Google and Boston Dynamics' latest robot is now going through basic training with the US Marine Corps, which recently recruited the robodog for field trials, reports Ars Technica. Spot, the hydraulic-articulated four-legged robot, was unveiled earlier this year. Unlike its bulkier predecessors, the Spot quadruped can trot on a smooth surface, navigate a variety of terrain with ease and maintain its balance even when being kicked.
The Marines often test new robotic systems for their ability to provide field infantry support, including such as the GUSS autonomous vehicle from TORC Robotics and the GuardBot amphibious drone. Not surprisingly, the Marine are interested in evaluating Spot, which is lighter and more maneuverable than most other quadruped robots.
A team of roboticists from DARPA accompanied the Boston Dynamics robot to the Marine Corps Base in Quantico, Virginia where the robot worked alongside soldiers in several test combat situations. Spot was required to scramble over rocky hills, walk through woods and make its way around an urban environment. Spot also acted as a scout, a role often filled by a working dog. In these tests, Spot entered a building before the Marines with the goal of identifying any potential threats.
Besides its uncanny ability to scramble over obstacles, Spot also is safe to operate as it is wirelessly controlled using a game controller connected to a laptop computer. While the robot is exploring a dangerous area, the operator can remain at a safe distance, controlling the robot up to 500 feet away. The operator also does not need a line of sight for the controls to work -- a useful feature that allows the robot to move along the optimal trajectory necessary to complete its mission.

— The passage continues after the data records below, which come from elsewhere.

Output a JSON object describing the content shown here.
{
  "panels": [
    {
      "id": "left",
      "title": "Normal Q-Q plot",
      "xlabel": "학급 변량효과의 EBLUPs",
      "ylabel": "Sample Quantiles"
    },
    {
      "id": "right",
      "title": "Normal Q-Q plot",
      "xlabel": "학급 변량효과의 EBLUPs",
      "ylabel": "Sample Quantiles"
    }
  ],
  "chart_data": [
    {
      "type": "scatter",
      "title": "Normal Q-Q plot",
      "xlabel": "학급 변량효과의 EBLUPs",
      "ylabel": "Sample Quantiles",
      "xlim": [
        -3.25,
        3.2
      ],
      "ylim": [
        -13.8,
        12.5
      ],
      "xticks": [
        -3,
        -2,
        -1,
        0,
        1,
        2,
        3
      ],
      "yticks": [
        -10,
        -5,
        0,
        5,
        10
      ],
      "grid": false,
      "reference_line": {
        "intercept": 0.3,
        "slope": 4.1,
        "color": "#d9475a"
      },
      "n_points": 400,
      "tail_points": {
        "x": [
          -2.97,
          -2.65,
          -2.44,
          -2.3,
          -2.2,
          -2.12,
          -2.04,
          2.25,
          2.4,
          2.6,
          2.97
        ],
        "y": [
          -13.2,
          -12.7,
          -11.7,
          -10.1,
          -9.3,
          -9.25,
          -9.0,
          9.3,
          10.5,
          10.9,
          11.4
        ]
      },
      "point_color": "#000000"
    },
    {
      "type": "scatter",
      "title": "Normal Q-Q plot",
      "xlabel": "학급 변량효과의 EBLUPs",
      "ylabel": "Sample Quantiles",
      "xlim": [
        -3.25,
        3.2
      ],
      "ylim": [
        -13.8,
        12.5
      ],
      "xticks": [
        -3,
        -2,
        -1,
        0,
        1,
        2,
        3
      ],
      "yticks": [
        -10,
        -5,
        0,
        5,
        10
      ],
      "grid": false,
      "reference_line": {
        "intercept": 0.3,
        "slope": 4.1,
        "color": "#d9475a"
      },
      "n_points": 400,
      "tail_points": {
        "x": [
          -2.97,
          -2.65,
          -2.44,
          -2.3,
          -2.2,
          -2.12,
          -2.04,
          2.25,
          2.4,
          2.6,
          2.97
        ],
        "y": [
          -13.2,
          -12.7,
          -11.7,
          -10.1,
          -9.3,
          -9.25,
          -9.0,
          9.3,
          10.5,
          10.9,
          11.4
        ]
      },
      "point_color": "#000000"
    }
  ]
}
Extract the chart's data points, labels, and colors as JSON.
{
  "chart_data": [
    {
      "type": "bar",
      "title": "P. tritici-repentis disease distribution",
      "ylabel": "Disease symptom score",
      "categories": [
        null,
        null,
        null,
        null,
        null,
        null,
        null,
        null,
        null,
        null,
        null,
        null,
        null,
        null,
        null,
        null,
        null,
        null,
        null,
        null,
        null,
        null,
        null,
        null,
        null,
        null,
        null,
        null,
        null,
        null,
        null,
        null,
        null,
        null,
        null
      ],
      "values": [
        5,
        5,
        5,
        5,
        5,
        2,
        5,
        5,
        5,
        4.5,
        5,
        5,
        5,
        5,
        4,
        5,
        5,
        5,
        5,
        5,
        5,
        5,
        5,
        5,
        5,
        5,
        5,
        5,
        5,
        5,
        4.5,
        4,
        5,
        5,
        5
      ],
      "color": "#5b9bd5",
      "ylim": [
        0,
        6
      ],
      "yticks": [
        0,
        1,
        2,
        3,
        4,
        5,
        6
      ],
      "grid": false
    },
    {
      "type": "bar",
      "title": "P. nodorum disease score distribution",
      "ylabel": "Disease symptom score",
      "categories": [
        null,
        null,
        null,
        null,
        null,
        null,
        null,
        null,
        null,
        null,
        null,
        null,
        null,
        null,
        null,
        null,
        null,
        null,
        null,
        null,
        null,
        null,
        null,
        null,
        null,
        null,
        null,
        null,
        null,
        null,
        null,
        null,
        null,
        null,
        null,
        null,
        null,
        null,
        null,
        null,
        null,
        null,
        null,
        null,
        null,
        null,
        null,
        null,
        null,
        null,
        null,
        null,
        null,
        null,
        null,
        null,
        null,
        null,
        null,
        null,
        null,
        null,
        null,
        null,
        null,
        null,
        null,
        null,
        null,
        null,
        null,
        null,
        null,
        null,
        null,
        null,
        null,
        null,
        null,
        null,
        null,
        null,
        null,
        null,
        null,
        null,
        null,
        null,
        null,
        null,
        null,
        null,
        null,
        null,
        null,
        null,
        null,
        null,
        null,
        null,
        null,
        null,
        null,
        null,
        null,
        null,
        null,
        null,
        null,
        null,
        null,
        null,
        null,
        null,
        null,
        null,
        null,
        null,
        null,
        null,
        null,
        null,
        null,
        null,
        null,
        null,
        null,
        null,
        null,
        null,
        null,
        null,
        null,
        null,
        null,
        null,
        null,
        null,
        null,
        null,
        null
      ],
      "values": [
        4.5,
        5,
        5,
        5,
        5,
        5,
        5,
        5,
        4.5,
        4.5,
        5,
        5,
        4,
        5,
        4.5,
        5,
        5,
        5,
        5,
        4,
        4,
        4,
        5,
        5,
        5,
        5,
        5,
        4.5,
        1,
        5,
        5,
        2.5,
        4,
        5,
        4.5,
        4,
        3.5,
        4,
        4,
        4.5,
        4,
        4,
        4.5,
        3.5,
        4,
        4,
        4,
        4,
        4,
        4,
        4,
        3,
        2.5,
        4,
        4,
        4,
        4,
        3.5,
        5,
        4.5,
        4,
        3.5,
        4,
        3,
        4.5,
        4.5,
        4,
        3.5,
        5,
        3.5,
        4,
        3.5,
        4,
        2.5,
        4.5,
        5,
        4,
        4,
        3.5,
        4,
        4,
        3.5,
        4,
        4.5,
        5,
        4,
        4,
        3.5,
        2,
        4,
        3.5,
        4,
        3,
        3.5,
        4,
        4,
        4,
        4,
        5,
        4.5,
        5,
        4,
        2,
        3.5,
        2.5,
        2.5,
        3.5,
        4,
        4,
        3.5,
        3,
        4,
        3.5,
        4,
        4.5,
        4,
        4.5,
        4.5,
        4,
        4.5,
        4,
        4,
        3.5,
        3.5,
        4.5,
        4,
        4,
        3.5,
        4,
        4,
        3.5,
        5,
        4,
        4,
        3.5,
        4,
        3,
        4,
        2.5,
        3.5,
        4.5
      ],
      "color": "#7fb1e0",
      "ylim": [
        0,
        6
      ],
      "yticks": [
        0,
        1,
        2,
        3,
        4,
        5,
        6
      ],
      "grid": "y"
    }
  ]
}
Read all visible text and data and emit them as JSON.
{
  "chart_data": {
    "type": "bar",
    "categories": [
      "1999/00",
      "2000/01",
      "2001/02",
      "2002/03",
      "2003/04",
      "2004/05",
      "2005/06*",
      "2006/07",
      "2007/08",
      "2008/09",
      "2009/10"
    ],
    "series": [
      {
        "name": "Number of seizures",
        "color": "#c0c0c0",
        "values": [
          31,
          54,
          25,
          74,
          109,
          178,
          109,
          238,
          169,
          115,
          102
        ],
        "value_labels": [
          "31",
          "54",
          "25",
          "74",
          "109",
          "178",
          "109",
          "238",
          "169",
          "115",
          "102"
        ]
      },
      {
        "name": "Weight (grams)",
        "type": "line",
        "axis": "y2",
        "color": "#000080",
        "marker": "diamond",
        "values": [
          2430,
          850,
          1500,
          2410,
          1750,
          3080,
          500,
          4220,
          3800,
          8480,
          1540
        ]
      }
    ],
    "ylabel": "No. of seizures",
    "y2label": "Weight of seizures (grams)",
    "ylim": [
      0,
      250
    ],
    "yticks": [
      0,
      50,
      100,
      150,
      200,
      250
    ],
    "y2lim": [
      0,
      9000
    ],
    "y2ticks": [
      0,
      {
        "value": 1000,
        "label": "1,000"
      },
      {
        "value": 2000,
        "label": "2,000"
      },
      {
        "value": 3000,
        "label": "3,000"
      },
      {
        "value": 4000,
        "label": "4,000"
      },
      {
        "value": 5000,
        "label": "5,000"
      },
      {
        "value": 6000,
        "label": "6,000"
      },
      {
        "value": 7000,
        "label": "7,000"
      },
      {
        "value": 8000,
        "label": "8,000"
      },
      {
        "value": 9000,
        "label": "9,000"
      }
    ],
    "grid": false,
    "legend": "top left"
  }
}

Spot performed well, exceeding the metrics provided for the trials, said Captain James Pineiro, who heads the Marine Corps Warfighting Lab on the Quantico base. The robot not only passed its combat trials, but it also earned the support of the Marines it was serving. Pineiro told a Defense Media Activity reporter that the Marines "were very receptive to the new technology" and "came up with new ideas we couldn't even dream up."